В молчании они дошли до девчачьего корпуса, и Таня обиженно сказала:
— У тебя никакого доверия к людям…
— Такие уж люди, — сказал вожатый. — Завтра Нина Осиповна с тобой побеседует, так что готовься заранее.
— Ну Петя, ну я-то при чем? — жалобно возопила Таня. — Я ведь тебе говорю — была авария, разве я виновата?
— Еще бы, ты никогда не виновата, ты ведь у нас ангел. Иди, иди, нечего…
Пока Таня умывалась, Ирма Брейер стояла у нее над душой, словно подозревая преступницу в намерении снова удрать; потом с тем же ледяным видом надзирательницы довела до самых дверей спальни.
— Покойной ночи, Николаева, — сухо сказала она. — Не шуми, когда будешь раздеваться. Завтра мы поговорим.
— Ирмочка, я ведь уже все рассказала — зачем же еще? — Таня тяжело вздохнула. — Хочешь тянучку?
— Нет, спасибо, и сама не смей. На ночь, после чистки зубов, ничего сладкого. Ты, конечно, этого тоже не знаешь?
«Ой, ой, хоть бы Люся уже спала…» — думала Таня, на цыпочках пробираясь по спальне. Но Люся не спала. Едва Таня добралась до своей кровати и, затаив дыхание, начала раздеваться, рядом послышался шепот подруги:
— Что это ты так рано? Могла бы с таким же успехом приехать вообще утром.
— А, ты еще не спишь, Люсенька… я страшно рада… смотри — я тебе купила тянучек, тех самых…
Таня на ощупь сунула под подушку Людмилы хрустящий кулек.
— У тебя, Татьяна, отвратительная манера — набезобразничаешь, а потом лезешь со всякими тянучками. Ну, подожди, завтра у нас будет разговор.

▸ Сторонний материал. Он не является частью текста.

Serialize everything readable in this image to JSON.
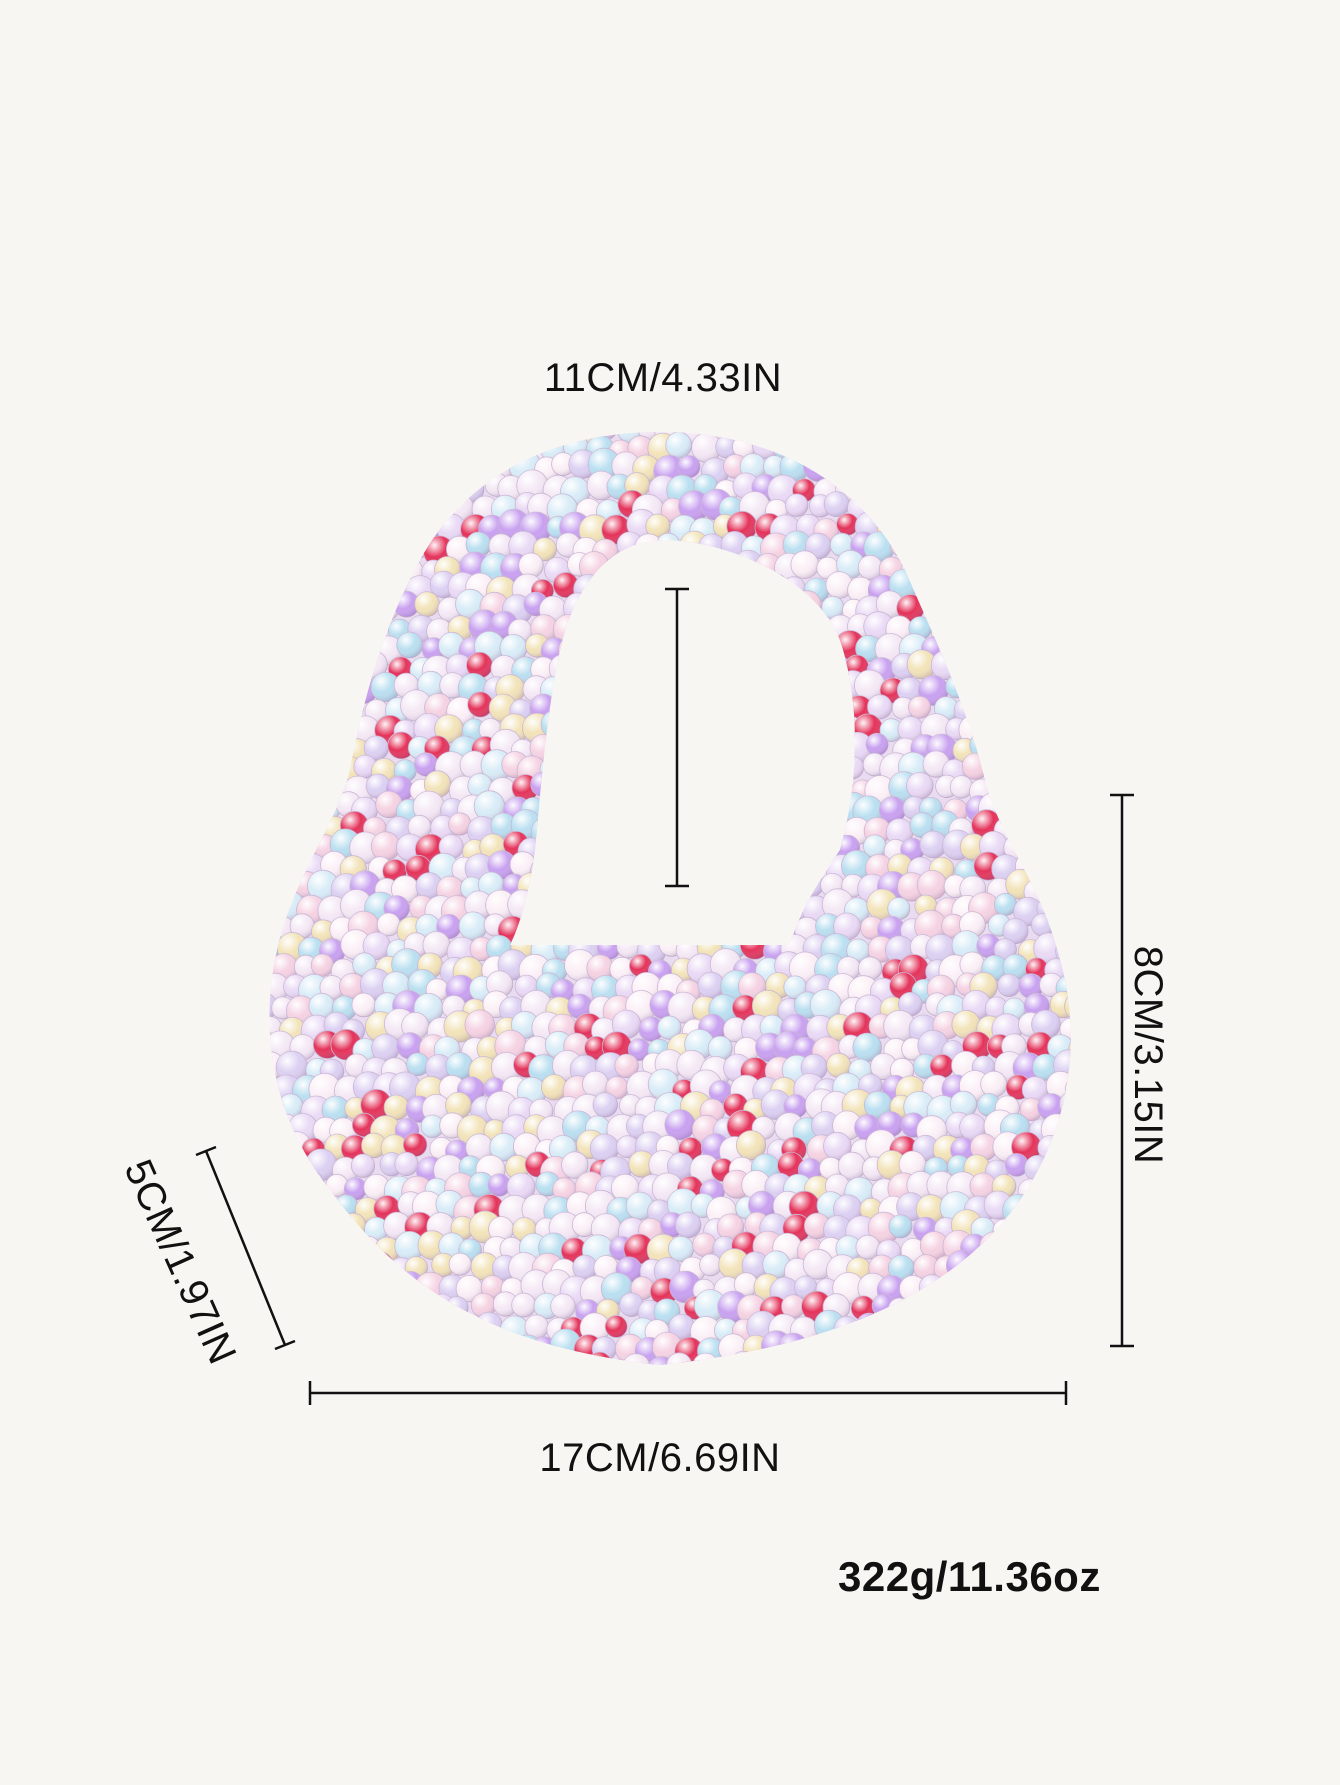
{
  "dimensions": {
    "handle": "11CM/4.33IN",
    "width": "17CM/6.69IN",
    "height": "8CM/3.15IN",
    "depth": "5CM/1.97IN"
  },
  "weight": "322g/11.36oz",
  "product": {
    "icon": "beaded-handbag-image",
    "bead_colors": [
      "#f4e8f5",
      "#e9d9f5",
      "#dcd0f2",
      "#f5d2e2",
      "#e4335a",
      "#b9dff0",
      "#f2e3b8",
      "#c8a0f0",
      "#fbeff6",
      "#d8ecf7"
    ]
  }
}
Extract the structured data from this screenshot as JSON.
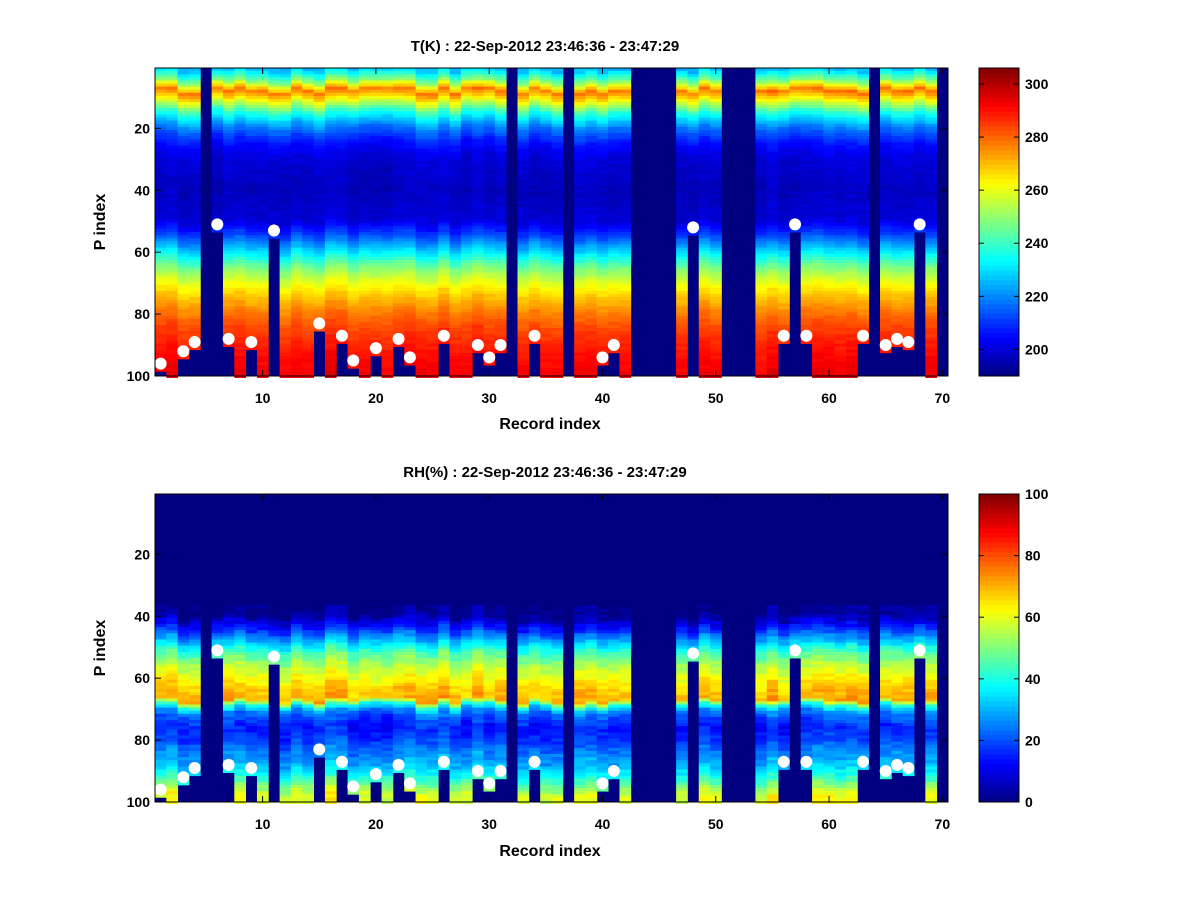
{
  "chart_data": [
    {
      "type": "heatmap",
      "title": "T(K) : 22-Sep-2012 23:46:36 - 23:47:29",
      "xlabel": "Record index",
      "ylabel": "P index",
      "xlim": [
        0.5,
        70.5
      ],
      "ylim": [
        100,
        0.5
      ],
      "y_reversed": true,
      "xticks": [
        "10",
        "20",
        "30",
        "40",
        "50",
        "60",
        "70"
      ],
      "yticks": [
        "20",
        "40",
        "60",
        "80",
        "100"
      ],
      "colormap": "jet",
      "clim": [
        190,
        306
      ],
      "colorbar_ticks": [
        "200",
        "220",
        "240",
        "260",
        "280",
        "300"
      ],
      "profile_shape_K": [
        [
          1,
          226
        ],
        [
          5,
          250
        ],
        [
          8,
          278
        ],
        [
          10,
          268
        ],
        [
          15,
          238
        ],
        [
          20,
          218
        ],
        [
          25,
          206
        ],
        [
          30,
          200
        ],
        [
          40,
          197
        ],
        [
          50,
          200
        ],
        [
          55,
          213
        ],
        [
          60,
          230
        ],
        [
          65,
          247
        ],
        [
          70,
          260
        ],
        [
          75,
          270
        ],
        [
          80,
          278
        ],
        [
          85,
          284
        ],
        [
          90,
          288
        ],
        [
          95,
          291
        ],
        [
          100,
          293
        ]
      ],
      "missing_columns": [
        5,
        32,
        37,
        43,
        44,
        45,
        46,
        51,
        52,
        53,
        64,
        70
      ],
      "cutoff_markers": [
        {
          "x": 1,
          "y": 96
        },
        {
          "x": 3,
          "y": 92
        },
        {
          "x": 4,
          "y": 89
        },
        {
          "x": 6,
          "y": 51
        },
        {
          "x": 7,
          "y": 88
        },
        {
          "x": 9,
          "y": 89
        },
        {
          "x": 11,
          "y": 53
        },
        {
          "x": 15,
          "y": 83
        },
        {
          "x": 17,
          "y": 87
        },
        {
          "x": 18,
          "y": 95
        },
        {
          "x": 20,
          "y": 91
        },
        {
          "x": 22,
          "y": 88
        },
        {
          "x": 23,
          "y": 94
        },
        {
          "x": 26,
          "y": 87
        },
        {
          "x": 29,
          "y": 90
        },
        {
          "x": 30,
          "y": 94
        },
        {
          "x": 31,
          "y": 90
        },
        {
          "x": 34,
          "y": 87
        },
        {
          "x": 40,
          "y": 94
        },
        {
          "x": 41,
          "y": 90
        },
        {
          "x": 48,
          "y": 52
        },
        {
          "x": 56,
          "y": 87
        },
        {
          "x": 57,
          "y": 51
        },
        {
          "x": 58,
          "y": 87
        },
        {
          "x": 63,
          "y": 87
        },
        {
          "x": 65,
          "y": 90
        },
        {
          "x": 66,
          "y": 88
        },
        {
          "x": 67,
          "y": 89
        },
        {
          "x": 68,
          "y": 51
        }
      ]
    },
    {
      "type": "heatmap",
      "title": "RH(%) : 22-Sep-2012 23:46:36 - 23:47:29",
      "xlabel": "Record index",
      "ylabel": "P index",
      "xlim": [
        0.5,
        70.5
      ],
      "ylim": [
        100,
        0.5
      ],
      "y_reversed": true,
      "xticks": [
        "10",
        "20",
        "30",
        "40",
        "50",
        "60",
        "70"
      ],
      "yticks": [
        "20",
        "40",
        "60",
        "80",
        "100"
      ],
      "colormap": "jet",
      "clim": [
        0,
        100
      ],
      "colorbar_ticks": [
        "0",
        "20",
        "40",
        "60",
        "80",
        "100"
      ],
      "profile_shape_pct": [
        [
          1,
          0
        ],
        [
          36,
          0
        ],
        [
          40,
          3
        ],
        [
          44,
          15
        ],
        [
          48,
          30
        ],
        [
          52,
          45
        ],
        [
          56,
          55
        ],
        [
          60,
          62
        ],
        [
          64,
          68
        ],
        [
          67,
          70
        ],
        [
          69,
          40
        ],
        [
          71,
          25
        ],
        [
          73,
          20
        ],
        [
          76,
          15
        ],
        [
          80,
          18
        ],
        [
          84,
          25
        ],
        [
          88,
          30
        ],
        [
          92,
          40
        ],
        [
          95,
          50
        ],
        [
          98,
          60
        ],
        [
          100,
          60
        ]
      ],
      "missing_columns": [
        5,
        32,
        37,
        43,
        44,
        45,
        46,
        51,
        52,
        53,
        64,
        70
      ],
      "cutoff_markers": [
        {
          "x": 1,
          "y": 96
        },
        {
          "x": 3,
          "y": 92
        },
        {
          "x": 4,
          "y": 89
        },
        {
          "x": 6,
          "y": 51
        },
        {
          "x": 7,
          "y": 88
        },
        {
          "x": 9,
          "y": 89
        },
        {
          "x": 11,
          "y": 53
        },
        {
          "x": 15,
          "y": 83
        },
        {
          "x": 17,
          "y": 87
        },
        {
          "x": 18,
          "y": 95
        },
        {
          "x": 20,
          "y": 91
        },
        {
          "x": 22,
          "y": 88
        },
        {
          "x": 23,
          "y": 94
        },
        {
          "x": 26,
          "y": 87
        },
        {
          "x": 29,
          "y": 90
        },
        {
          "x": 30,
          "y": 94
        },
        {
          "x": 31,
          "y": 90
        },
        {
          "x": 34,
          "y": 87
        },
        {
          "x": 40,
          "y": 94
        },
        {
          "x": 41,
          "y": 90
        },
        {
          "x": 48,
          "y": 52
        },
        {
          "x": 56,
          "y": 87
        },
        {
          "x": 57,
          "y": 51
        },
        {
          "x": 58,
          "y": 87
        },
        {
          "x": 63,
          "y": 87
        },
        {
          "x": 65,
          "y": 90
        },
        {
          "x": 66,
          "y": 88
        },
        {
          "x": 67,
          "y": 89
        },
        {
          "x": 68,
          "y": 51
        }
      ]
    }
  ]
}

— Кошмар, — вздохнула Таня, — это уже третий… вот тебе твоя юбка, в целости и сохранности, можешь радоваться. Я даже сложила ее по твоему способу, смотри. Если хочешь знать, то мы опоздали просто потому, что у Сарояна остановились часы. Видишь, как я тебя слушаюсь во всем, а ты вечно недовольна. Это просто черная неблагодарность, самая черная. И вообще очень интересно — что я такого страшного наделала… подумаешь, немножко опоздала в лагерь…
Таня обиженно шмыгнула носом и полезла под простыню, продолжая что-то бурчать.